Das Antiblockier- ist nicht das einzige Assistenz-System, das man ihr mitgegeben hat. Da kommt auch noch eine Anti-Hopping-Kupplung dazu. Weiters ist eine geballte Ladung an Elektronik an Bord, einmal abgesehen von Drive by Wire und Hands Free-Zugangssystem (Ausklappen des Schlüssels ist nur für den Tank- und den Sitzbankverschluss nötig). Es stehen - per Schalter am linken Lenkerende anwählbar - drei Fahrprogramme zur Verfügung: Urban, Touring und Sport. Je nach Modus wird die Spontaneität der Leistungsentfaltung sortiert und, gegebenenfalls, die Traktionskontrolle früher oder später aktiviert (die ist jeweils extra justier- aber nicht abschaltbar).

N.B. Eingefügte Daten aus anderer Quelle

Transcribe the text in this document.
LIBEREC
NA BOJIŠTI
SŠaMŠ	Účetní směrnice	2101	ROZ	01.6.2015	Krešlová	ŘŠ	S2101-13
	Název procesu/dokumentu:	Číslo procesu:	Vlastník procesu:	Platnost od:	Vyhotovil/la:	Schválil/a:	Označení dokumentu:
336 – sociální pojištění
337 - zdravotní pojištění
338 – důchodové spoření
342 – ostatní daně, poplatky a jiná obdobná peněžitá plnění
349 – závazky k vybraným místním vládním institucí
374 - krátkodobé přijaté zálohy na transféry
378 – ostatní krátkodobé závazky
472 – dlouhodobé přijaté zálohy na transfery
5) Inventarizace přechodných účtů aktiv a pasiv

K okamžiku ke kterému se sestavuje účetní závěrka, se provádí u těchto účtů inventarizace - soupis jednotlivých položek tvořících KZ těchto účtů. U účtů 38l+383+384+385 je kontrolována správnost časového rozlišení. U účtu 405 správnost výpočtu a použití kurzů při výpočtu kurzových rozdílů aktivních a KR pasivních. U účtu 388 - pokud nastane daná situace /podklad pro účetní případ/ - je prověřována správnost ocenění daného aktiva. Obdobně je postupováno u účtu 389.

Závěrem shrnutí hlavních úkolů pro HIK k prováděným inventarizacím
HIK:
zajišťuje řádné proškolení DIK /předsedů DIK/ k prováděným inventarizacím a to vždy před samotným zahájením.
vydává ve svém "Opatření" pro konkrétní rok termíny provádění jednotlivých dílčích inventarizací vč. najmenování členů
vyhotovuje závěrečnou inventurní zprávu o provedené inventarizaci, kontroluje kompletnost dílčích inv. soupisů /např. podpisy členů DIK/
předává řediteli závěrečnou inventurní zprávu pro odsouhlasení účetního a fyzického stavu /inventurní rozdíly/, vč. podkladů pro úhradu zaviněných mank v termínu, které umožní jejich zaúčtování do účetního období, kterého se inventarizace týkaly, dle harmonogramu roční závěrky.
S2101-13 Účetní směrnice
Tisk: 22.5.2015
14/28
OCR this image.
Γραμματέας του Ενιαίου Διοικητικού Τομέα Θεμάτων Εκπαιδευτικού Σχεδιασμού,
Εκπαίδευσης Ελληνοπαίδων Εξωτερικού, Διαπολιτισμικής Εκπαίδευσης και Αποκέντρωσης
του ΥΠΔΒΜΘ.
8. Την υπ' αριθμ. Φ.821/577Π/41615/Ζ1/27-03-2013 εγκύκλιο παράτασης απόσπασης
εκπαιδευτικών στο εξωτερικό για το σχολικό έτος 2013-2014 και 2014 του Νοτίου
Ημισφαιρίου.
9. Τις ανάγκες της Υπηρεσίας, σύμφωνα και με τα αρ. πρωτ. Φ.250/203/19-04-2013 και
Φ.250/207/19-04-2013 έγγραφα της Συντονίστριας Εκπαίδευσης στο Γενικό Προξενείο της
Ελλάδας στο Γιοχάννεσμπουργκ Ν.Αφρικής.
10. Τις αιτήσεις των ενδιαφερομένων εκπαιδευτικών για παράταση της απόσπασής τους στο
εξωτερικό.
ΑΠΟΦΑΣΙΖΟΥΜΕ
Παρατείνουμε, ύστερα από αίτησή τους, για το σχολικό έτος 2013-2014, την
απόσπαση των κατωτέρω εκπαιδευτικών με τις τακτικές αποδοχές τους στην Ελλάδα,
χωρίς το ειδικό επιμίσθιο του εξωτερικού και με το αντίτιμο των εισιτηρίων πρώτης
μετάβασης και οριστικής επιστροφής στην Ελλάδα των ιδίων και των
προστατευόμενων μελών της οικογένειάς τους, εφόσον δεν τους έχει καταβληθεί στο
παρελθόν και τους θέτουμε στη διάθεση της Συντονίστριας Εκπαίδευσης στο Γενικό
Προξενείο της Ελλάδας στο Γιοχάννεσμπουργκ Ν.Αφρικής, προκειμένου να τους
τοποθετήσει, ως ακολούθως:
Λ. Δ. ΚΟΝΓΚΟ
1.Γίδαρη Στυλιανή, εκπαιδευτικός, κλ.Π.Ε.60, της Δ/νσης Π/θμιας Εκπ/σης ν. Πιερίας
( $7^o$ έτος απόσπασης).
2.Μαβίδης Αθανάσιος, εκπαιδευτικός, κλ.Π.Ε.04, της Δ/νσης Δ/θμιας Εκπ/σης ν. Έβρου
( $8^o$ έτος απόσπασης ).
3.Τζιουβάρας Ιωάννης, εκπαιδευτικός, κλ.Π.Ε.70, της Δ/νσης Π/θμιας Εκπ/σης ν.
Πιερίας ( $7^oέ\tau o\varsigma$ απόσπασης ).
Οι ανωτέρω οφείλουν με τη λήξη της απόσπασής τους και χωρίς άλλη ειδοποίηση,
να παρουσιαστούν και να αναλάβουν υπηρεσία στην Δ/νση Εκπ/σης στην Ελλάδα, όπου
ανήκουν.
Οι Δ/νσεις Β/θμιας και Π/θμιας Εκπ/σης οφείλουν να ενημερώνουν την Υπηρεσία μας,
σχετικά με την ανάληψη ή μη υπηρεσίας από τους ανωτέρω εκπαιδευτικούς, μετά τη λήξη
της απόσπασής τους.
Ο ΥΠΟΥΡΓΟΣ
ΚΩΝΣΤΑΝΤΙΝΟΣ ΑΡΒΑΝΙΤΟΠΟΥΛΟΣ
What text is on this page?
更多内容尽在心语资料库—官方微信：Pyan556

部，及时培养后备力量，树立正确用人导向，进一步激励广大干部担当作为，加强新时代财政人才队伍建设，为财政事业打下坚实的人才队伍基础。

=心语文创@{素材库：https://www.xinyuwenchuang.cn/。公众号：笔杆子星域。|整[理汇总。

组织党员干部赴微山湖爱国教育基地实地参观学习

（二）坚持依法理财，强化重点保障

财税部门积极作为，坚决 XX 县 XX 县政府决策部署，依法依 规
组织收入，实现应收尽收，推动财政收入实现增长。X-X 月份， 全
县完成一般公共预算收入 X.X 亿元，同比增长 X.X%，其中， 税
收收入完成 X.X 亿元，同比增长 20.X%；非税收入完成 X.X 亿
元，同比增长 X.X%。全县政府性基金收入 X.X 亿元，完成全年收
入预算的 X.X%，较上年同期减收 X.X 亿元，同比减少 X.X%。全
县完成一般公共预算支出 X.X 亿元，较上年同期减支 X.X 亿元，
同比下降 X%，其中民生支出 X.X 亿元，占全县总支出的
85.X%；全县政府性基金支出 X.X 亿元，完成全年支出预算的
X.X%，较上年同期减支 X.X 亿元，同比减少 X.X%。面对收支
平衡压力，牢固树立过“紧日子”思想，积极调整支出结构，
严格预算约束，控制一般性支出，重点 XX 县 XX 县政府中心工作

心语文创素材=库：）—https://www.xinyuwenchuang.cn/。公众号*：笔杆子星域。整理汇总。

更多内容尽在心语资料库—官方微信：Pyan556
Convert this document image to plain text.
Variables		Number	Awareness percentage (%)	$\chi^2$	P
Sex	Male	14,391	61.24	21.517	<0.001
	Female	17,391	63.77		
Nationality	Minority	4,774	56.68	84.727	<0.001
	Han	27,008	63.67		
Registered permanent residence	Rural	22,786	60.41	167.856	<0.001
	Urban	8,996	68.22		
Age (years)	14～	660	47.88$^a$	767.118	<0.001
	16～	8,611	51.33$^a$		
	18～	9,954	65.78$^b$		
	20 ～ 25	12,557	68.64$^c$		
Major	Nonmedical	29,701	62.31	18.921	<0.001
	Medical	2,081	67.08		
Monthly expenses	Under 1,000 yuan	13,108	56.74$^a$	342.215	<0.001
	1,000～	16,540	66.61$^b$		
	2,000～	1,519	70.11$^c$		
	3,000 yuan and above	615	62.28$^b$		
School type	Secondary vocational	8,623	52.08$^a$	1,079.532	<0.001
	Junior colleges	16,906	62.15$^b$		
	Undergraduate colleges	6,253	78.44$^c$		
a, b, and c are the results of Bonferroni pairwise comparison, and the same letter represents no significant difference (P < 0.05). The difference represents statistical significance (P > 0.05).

Im Stadtmodus werden 100 PS, in den beiden anderen Modi 162 PS freigegeben, die Gasannahme ist, je nachdem, weicher oder spontaner geregelt. In der Sport-Stellung ist die Leistungsentfaltung so direkt und brachial, wie die Diavel aussieht. So manch Überholter glaubt eher, einen Blitz gesehen zu haben als ein vorbeibrüllendes Eisen. Der Auspuff-Sound tut sein Übriges dazu. Er liefert ein kongenial infernalisches Begleit-Konzert, das jedoch am Ende eines langen Fahrtages immer noch ein Ohrenschmaus ist und kein Hörnerv-Killer.

A propos Schmaus: Ob die Diavel einer für die Augen ist, darüber herrschen zwei Meinungen: Schön oder schiach. Neutral bleibt niemand. Wie auch immer man sie findet: Die Materialien und die Detaillösungen sind schön, Beispiel Spiegel, Beispiel ausklappbare Beifahrer-Fußrasten, Beispiel frei stehendes Heck. Schön ist auch, dass die Informationen sowohl im Cockpit als auch auf dem gut im Sichtfeld platzierten TFT-Display über dem Tankverschluss so gut ablesbar sind. Bei Zweiterem sorgt ein sensibler Sensor für blitzschnelles Umschalten von Tageslicht- auf Dämmerungs- und Dunkelheits-Hinterleuchtung.

Die Summe all dieser Eigenschaften kostet 19.495 Euro, in der um drei Kilo leichteren Carbon-Version entweder 22.495 (matt) oder 22.995 (matt/rot) Euro.

Auch wenn - oder gerade weil - die Diavel kein Eisen für die Massen ist: Sie verdient den Titel "Motorrad des Jahres 2011", als auf- und anregendste Neuerscheinung, die weder auf Allround-Tauglichkeit noch auf Allgemeingültigkeit abzielt, sondern auf reinen Spaß an der Fahrfreude. Diese Freude ist eine dauerhafte, selbst auf der Langstrecke, um nicht unbedingt das Wort Tour zu bemühen. Nach einer 700 km-Runde quer durch Österreich, durch Regen und Sturm, durch Sonne und Schatten, über Berge und Dörfer, durch Stau und Stadt mag man immer noch gerne drauf sitzen. Und man muss auch nicht ohne Hab & Gut reisen, für mittelgroßes Gepäck ist auf dem Heck respektive dem Soziussitz immer noch genug Platz und sicherer Halt. Den behält man auch als Fahrer, wenn man die Top Speed auslotet. Wobei, naturgemäß, die Klein(er)en im Vorteil sind. Auf dem nur 770 mm hohen Sattel hinter dem mächtigen, dafür windschützenden Vorbau zusammengeklappt sind die bis zu 240 km/h ohne Armauskegelung aussitzbar.